Jakob Poeltl, Utah: Poeltl could have been a lottery pick had he decided to go to the NBA this spring. Instead, Larry Krystkowiak will have a chance to work his magic with the Austrian big man for an entire offseason. Poeltl’s potential is very high, and while he was inconsistent as a freshman, Poeltl was fantastic in the month of March.
Marcus Lee, Kentucky: Will Marcus Lee finally get his chance this season? The former top 30 recruit has proven to be effective in the limited minutes that he has played the last two season, but his minutes have been understandably limited during his time in Lexington. He may not be Willie Cauley-Stein or Karl Towns, but Lee should be an excellent sidekick to Skal Labissiere in Kentucky’s front court.
Bronson Koenig, Wisconsin: Koenig was brilliant when he got the chance to replace the injured Traevon Jackson as Bo Ryan’s primary point guard midway through the season.
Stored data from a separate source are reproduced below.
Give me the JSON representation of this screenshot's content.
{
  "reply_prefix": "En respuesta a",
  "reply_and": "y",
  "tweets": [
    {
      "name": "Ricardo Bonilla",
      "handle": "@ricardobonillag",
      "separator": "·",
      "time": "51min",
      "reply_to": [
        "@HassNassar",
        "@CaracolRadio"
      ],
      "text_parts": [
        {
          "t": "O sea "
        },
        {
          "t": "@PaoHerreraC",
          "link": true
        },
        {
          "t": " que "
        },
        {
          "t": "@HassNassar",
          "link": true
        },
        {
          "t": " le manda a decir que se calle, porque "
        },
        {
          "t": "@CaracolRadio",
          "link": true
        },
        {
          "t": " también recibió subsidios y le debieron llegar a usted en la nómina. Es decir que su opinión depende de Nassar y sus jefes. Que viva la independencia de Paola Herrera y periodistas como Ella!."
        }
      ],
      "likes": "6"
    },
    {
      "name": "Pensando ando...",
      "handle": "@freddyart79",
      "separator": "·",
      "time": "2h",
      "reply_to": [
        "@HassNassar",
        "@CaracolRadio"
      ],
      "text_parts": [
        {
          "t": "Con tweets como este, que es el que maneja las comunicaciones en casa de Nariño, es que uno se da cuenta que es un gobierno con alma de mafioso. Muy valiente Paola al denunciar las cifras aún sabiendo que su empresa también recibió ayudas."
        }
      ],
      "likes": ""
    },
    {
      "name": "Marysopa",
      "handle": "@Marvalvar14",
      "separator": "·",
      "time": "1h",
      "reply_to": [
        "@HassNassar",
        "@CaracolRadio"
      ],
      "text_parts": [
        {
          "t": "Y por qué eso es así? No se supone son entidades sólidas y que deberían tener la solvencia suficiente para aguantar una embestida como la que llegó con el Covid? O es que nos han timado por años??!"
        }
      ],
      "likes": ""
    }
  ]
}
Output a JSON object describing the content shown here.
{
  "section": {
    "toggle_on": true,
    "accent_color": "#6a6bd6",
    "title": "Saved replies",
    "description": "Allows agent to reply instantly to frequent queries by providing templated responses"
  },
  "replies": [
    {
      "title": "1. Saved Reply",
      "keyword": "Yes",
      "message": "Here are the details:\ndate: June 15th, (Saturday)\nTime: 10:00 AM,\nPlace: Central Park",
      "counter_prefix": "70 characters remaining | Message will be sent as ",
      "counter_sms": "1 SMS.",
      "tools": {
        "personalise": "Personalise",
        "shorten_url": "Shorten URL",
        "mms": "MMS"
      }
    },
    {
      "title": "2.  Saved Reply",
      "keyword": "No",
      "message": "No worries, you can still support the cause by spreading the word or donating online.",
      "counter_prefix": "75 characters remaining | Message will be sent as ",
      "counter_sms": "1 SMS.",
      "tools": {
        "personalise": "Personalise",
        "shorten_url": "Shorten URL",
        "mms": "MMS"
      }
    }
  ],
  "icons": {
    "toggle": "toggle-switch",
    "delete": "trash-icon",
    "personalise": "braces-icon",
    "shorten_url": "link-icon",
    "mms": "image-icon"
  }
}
With the Badgers losing so much this offseason, Koenig and Nigel Hayes will be tasked with keeping the Badgers in the Big Ten’s top four.
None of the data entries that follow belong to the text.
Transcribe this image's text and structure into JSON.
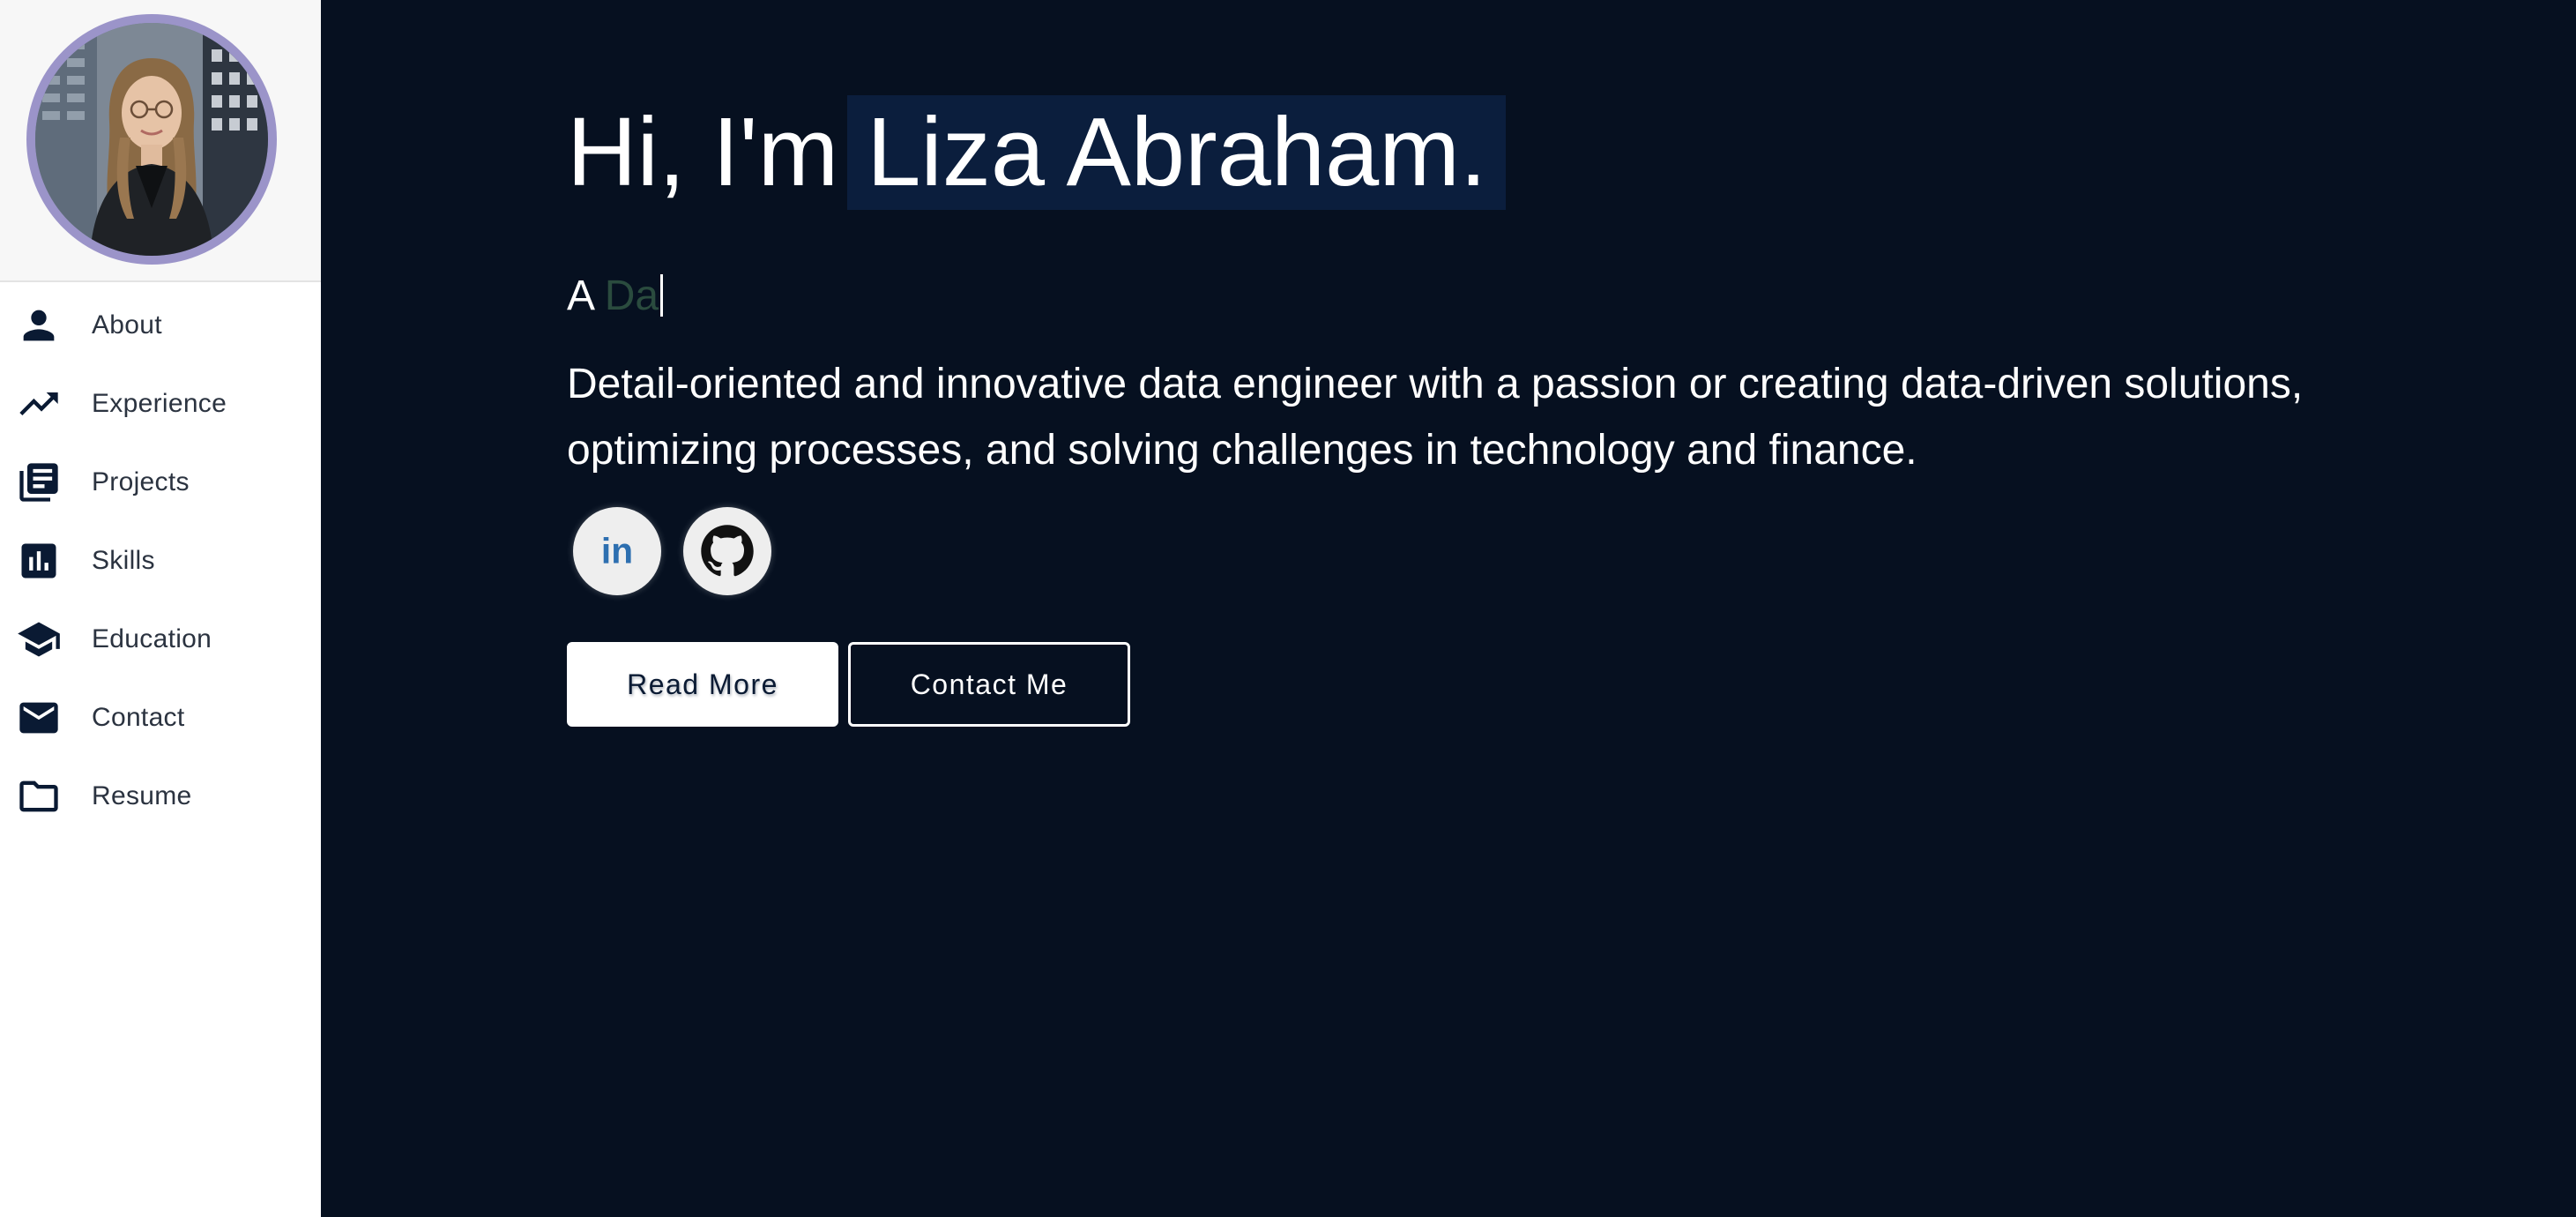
{
  "profile": {
    "photo_alt": "Liza Abraham"
  },
  "nav": {
    "items": [
      {
        "label": "About",
        "icon": "person-icon"
      },
      {
        "label": "Experience",
        "icon": "trending-up-icon"
      },
      {
        "label": "Projects",
        "icon": "library-books-icon"
      },
      {
        "label": "Skills",
        "icon": "bar-chart-icon"
      },
      {
        "label": "Education",
        "icon": "graduation-cap-icon"
      },
      {
        "label": "Contact",
        "icon": "mail-icon"
      },
      {
        "label": "Resume",
        "icon": "folder-icon"
      }
    ]
  },
  "hero": {
    "greeting": "Hi, I'm",
    "name": "Liza Abraham.",
    "typed_prefix": "A",
    "typed_text": "Da",
    "description": "Detail-oriented and innovative data engineer with a passion or creating data-driven solutions, optimizing processes, and solving challenges in technology and finance."
  },
  "social": {
    "linkedin_label": "in"
  },
  "buttons": {
    "read_more": "Read More",
    "contact_me": "Contact Me"
  },
  "colors": {
    "main_background": "#061020",
    "name_highlight": "#0b1e3d",
    "sidebar_icon": "#0a1a33",
    "avatar_ring": "#9b94c9",
    "typed_text": "#2a4b3e",
    "linkedin_blue": "#2d6fb0"
  }
}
Josh Hart, Villanova: Hart is the typical power wing that Jay Wright has been so successsful with over the years. He’s a better scorer than he gets credit for and is a terrific defender and offensive rebounder. Hart should end up being an all-Big East player this season.
Dillon Brooks, Oregon: Brooks reclassified in the spring and enrolled at Oregon a year earlier than initially expected, and it ended up being fantastic for Dana Altman, as Brooks was, at times, Oregon’s best player. Expect more of the same from him as a sophomore.
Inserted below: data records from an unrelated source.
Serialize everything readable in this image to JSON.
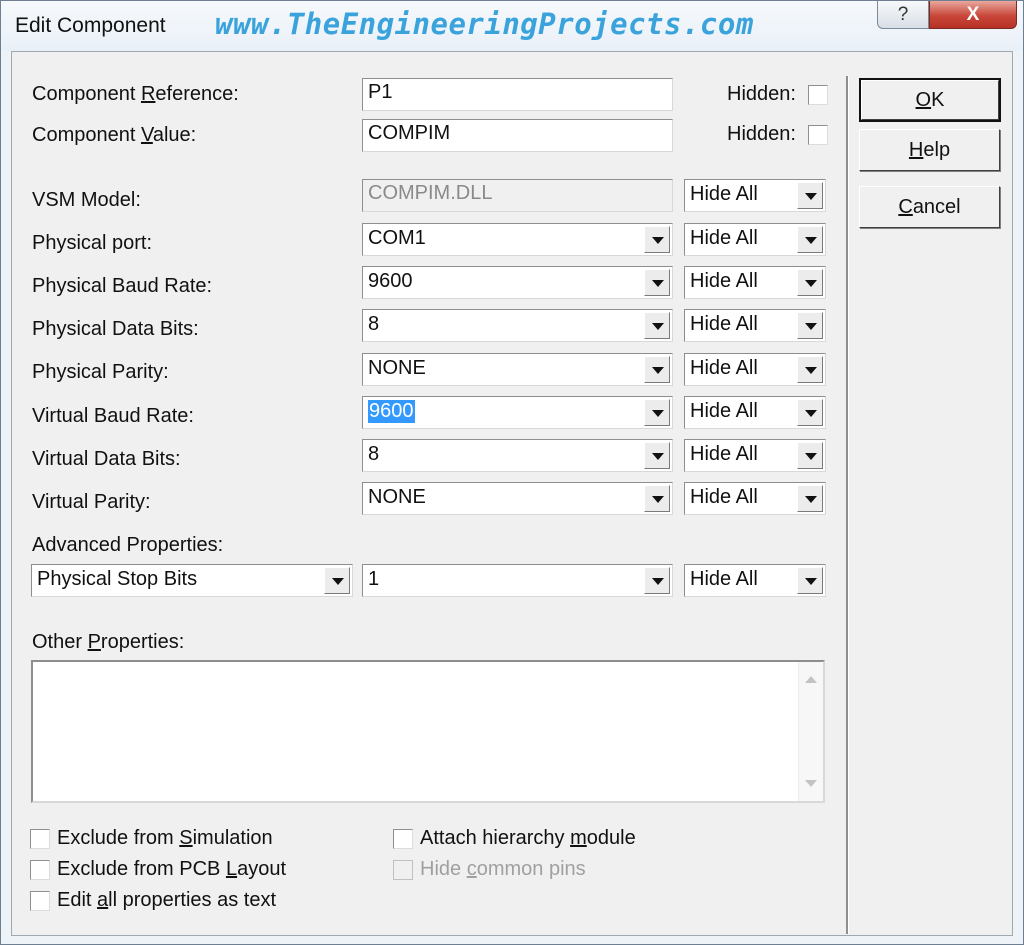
{
  "window": {
    "title": "Edit Component",
    "watermark": "www.TheEngineeringProjects.com",
    "help_glyph": "?",
    "close_glyph": "X"
  },
  "fields": {
    "reference": {
      "label_pre": "Component ",
      "label_u": "R",
      "label_post": "eference:",
      "value": "P1",
      "hidden_label": "Hidden:"
    },
    "value": {
      "label_pre": "Component ",
      "label_u": "V",
      "label_post": "alue:",
      "value": "COMPIM",
      "hidden_label": "Hidden:"
    }
  },
  "properties": [
    {
      "label": "VSM Model:",
      "value": "COMPIM.DLL",
      "visibility": "Hide All",
      "editable": false
    },
    {
      "label": "Physical port:",
      "value": "COM1",
      "visibility": "Hide All",
      "editable": true
    },
    {
      "label": "Physical Baud Rate:",
      "value": "9600",
      "visibility": "Hide All",
      "editable": true
    },
    {
      "label": "Physical Data Bits:",
      "value": "8",
      "visibility": "Hide All",
      "editable": true
    },
    {
      "label": "Physical Parity:",
      "value": "NONE",
      "visibility": "Hide All",
      "editable": true
    },
    {
      "label": "Virtual Baud Rate:",
      "value": "9600",
      "visibility": "Hide All",
      "editable": true,
      "selected": true
    },
    {
      "label": "Virtual Data Bits:",
      "value": "8",
      "visibility": "Hide All",
      "editable": true
    },
    {
      "label": "Virtual Parity:",
      "value": "NONE",
      "visibility": "Hide All",
      "editable": true
    }
  ],
  "advanced": {
    "label": "Advanced Properties:",
    "property": "Physical Stop Bits",
    "value": "1",
    "visibility": "Hide All"
  },
  "other": {
    "label_pre": "Other ",
    "label_u": "P",
    "label_post": "roperties:",
    "text": ""
  },
  "checkboxes": {
    "exclude_sim": {
      "pre": "Exclude from ",
      "u": "S",
      "post": "imulation",
      "checked": false
    },
    "exclude_pcb": {
      "pre": "Exclude from PCB ",
      "u": "L",
      "post": "ayout",
      "checked": false
    },
    "edit_text": {
      "pre": "Edit ",
      "u": "a",
      "post": "ll properties as text",
      "checked": false
    },
    "attach": {
      "pre": "Attach hierarchy ",
      "u": "m",
      "post": "odule",
      "checked": false
    },
    "hide_pins": {
      "pre": "Hide ",
      "u": "c",
      "post": "ommon pins",
      "checked": false,
      "disabled": true
    }
  },
  "buttons": {
    "ok": {
      "u": "O",
      "post": "K"
    },
    "help": {
      "u": "H",
      "post": "elp"
    },
    "cancel": {
      "u": "C",
      "post": "ancel"
    }
  }
}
Jonathan Motley, Baylor: Motley was just a three-star recruit when he arrived in Waco, but the athletic, 6-foot-10 center had some truly dominating performances during the year. Motley, teaming with Rico Gathers and Taurean Prince, will give the Bears one of the nation’s best front lines.
Ben Bentil, Providence: Bentil was fantastic for the Friars for stretches late in the season, and with LaDontae Henton graduating, there will shots and rebounds available for Bentil to collect.